Online colleges: the pros and cons
Beginning in the 18th century, distance learning was common with the University of London the first in 1858 to offer degrees to students who did not physically attend for lectures and tutorials. So all that has changed is the delivery system. In the old days, everyone relied on the post office to deliver letters and packages. Today, we have email, chat sessions and video conferencing to bring people together. Indeed, one of the big decisions you will have to take is whether to opt for a course that has synchronized conferences with instructors. Obviously, this ties you to some fixed hours and may limit your ability to continue working.

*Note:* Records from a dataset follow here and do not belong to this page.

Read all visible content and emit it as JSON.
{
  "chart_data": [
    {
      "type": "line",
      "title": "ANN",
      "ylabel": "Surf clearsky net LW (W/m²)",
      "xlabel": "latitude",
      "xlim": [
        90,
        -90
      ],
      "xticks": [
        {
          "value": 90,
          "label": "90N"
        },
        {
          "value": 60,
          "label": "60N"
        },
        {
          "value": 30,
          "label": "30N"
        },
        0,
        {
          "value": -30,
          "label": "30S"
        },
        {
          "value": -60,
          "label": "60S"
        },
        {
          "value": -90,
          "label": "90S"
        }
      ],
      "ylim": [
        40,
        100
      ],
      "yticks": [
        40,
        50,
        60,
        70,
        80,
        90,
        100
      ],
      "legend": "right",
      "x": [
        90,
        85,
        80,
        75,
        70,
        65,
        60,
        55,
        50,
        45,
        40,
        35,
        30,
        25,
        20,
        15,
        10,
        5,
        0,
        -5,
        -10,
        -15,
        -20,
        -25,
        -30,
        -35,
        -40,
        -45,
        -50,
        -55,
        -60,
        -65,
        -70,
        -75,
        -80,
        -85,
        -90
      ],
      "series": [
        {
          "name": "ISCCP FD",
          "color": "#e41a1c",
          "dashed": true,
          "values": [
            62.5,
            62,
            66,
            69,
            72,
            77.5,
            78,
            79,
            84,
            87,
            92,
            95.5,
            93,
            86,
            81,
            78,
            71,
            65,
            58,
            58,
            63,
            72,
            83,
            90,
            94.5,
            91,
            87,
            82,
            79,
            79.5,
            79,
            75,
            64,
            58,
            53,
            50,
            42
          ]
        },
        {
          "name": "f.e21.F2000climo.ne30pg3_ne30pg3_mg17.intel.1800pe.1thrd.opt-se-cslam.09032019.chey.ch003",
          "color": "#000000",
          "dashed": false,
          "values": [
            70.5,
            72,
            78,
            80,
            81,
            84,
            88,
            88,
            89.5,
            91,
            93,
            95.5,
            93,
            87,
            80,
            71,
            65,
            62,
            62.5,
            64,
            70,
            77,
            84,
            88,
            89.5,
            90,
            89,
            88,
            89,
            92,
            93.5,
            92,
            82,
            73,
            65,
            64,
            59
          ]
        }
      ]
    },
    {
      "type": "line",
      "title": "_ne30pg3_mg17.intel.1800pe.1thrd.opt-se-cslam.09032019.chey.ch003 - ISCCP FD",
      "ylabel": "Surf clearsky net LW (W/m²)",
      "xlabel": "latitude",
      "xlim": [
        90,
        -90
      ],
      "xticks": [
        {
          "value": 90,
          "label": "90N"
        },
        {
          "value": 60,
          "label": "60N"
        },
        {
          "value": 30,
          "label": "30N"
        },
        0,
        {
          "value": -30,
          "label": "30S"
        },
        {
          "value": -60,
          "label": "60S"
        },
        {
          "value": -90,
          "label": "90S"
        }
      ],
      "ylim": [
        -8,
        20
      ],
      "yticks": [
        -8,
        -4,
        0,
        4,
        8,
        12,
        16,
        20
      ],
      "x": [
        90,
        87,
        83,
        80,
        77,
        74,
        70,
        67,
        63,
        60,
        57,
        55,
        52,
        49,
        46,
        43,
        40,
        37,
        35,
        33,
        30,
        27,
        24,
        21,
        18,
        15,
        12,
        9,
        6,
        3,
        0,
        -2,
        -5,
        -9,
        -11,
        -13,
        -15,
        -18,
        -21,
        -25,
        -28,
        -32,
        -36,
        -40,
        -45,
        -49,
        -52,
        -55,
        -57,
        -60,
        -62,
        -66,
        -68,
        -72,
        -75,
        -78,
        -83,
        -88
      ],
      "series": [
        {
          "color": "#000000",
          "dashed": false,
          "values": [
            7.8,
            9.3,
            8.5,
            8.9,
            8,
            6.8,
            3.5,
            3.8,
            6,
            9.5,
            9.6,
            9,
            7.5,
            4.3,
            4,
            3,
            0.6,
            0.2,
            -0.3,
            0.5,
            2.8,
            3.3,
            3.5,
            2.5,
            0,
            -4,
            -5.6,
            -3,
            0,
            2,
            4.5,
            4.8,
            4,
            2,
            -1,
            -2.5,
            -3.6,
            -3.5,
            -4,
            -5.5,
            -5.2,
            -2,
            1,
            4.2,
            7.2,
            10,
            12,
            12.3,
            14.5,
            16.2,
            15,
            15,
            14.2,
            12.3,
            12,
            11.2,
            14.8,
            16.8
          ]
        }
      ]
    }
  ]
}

No matter where you live and what your home circumstances, you can take an online course wherever you can set up your machine with a broadband connection. Instead of being tied to a specific campus or set of buildings, you can be anywhere. This also applies to scheduling. Most online colleges allow you to work whenever you want, thus overcoming problems with work and different time zones.
2. Learning styles
If you prefer independent study and work at your own speed, online colleges offer you the ultimate flexibility. You are not tied to fixed terms. Equally, the content is often available in a wider range of formats and so is more likely to fit your own learning style.
The fees for online colleges are lower than for traditional colleges because there's no need to maintain the same larger buildings. Also, because you do not have to go to a college, you save on traveling and accommodation costs.
1. Access to professors
Although many online colleges allow you access to instructors through Skype, the opportunities for interaction can be more limited than in a traditional college. It's the same as large, anonymous lectures. But if you prefer to ask a lot of questions, online colleges may not be best for you.
On campus, you make friends and network to help your future career. This is more difficult when all the other students are online.
3. Technical expertise required
Your access to the course content, the instructors and your fellow students depends on you knowing enough about your computer and the different programs to make everything work properly. You do not have to be a geek, but online colleges are not for everyone.